Une nouvelle étude de Stanford Medicine explore l’impact des avertissements
Cette recherche s’inscrit dans le droit fil d’un appel lancé en 2024 par le chirurgien général des États-Unis, Vivek Murthy, qui préconisait d’ajouter des étiquettes d’avertissement sanitaire sur les réseaux sociaux, à l’instar de celles apposées sur le tabac ou l’alcool. Depuis lors, plusieurs États américains ont adopté des législations imposant de tels dispositifs.
Résultats et messages les plus efficaces auprès des jeunes
L’étude a testé 15 messages différents auprès de 1 012 participants, répartis en deux tranches d’âge : environ la moitié étaient des adolescents âgés de 13 à 17 ans, et l’autre moitié des jeunes adultes de 18 à 29 ans, selon les données publiées par earth.com. Les chercheurs ont développé des avertissements portant sur six sujets de santé : l’addiction, l’image corporelle négative, les troubles du sommeil, la dépression, l’anxiété, les atteintes globales à la santé mentale, ainsi que le fait que les réseaux sociaux n’ont pas prouvé leur innocuité pour les jeunes.

Parmi l’ensemble des suggestions testées, les messages concernant les atteintes globales à la santé mentale, suivis de près par ceux axés sur la dépression et l’anxiété, ont obtenu les scores les plus élevés en matière d’efficacité perçue par les participants. Les jeunes interrogés ont estimé de manière constante que ces types d’avertissements étaient susceptibles de faire diminuer leur temps passé sur les plateformes numériques.

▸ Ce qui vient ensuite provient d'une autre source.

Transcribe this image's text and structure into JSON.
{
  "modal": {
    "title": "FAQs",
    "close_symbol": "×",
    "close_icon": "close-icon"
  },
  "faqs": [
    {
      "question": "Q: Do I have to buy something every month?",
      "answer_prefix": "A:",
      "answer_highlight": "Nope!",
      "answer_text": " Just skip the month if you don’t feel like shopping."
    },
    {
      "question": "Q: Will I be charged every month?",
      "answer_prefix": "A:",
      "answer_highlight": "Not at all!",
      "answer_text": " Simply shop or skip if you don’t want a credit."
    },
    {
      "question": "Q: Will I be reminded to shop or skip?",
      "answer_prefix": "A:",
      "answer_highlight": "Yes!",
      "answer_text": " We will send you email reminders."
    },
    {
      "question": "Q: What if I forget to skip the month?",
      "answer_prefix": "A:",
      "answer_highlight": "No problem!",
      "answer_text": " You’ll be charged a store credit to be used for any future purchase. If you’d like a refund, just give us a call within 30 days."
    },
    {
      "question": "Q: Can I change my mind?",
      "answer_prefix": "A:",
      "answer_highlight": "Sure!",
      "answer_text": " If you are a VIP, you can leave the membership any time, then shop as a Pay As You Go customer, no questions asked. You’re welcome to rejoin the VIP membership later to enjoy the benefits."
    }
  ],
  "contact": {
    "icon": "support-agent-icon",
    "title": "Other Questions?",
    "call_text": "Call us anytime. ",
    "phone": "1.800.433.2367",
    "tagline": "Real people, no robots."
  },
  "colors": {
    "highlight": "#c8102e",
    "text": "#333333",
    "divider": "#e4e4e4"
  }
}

Législation américaine et mise en œuvre dans les États
Quatre États américains ont voté des lois exigeant la mise en place d’avertissements sur les plateformes, bien que les approches diffèrent selon les territoires. La Californie a inscrit un texte précis dans sa législation, dont l’entrée en vigueur est fixée au 1er janvier 2027. L’avertissement californien stipule notamment que le chirurgien général a prévenu que les réseaux sociaux sont associés à des préjudices importants pour la santé mentale et n’ont pas fait la preuve de leur sécurité pour les jeunes utilisateurs.

D’autres États, à l’instar du Colorado, du Minnesota et de New York, ont également adopté des mesures similaires, tandis que des propositions de loi ont été formulées au Texas, en Ohio et en Pennsylvanie. Toutefois, les chercheurs rappellent que la formulation exacte des textes reste à définir pour la plupart de ces juridictions, et que ces dispositions législatives font l’objet de contestations juridiques de la part de l’industrie technologique.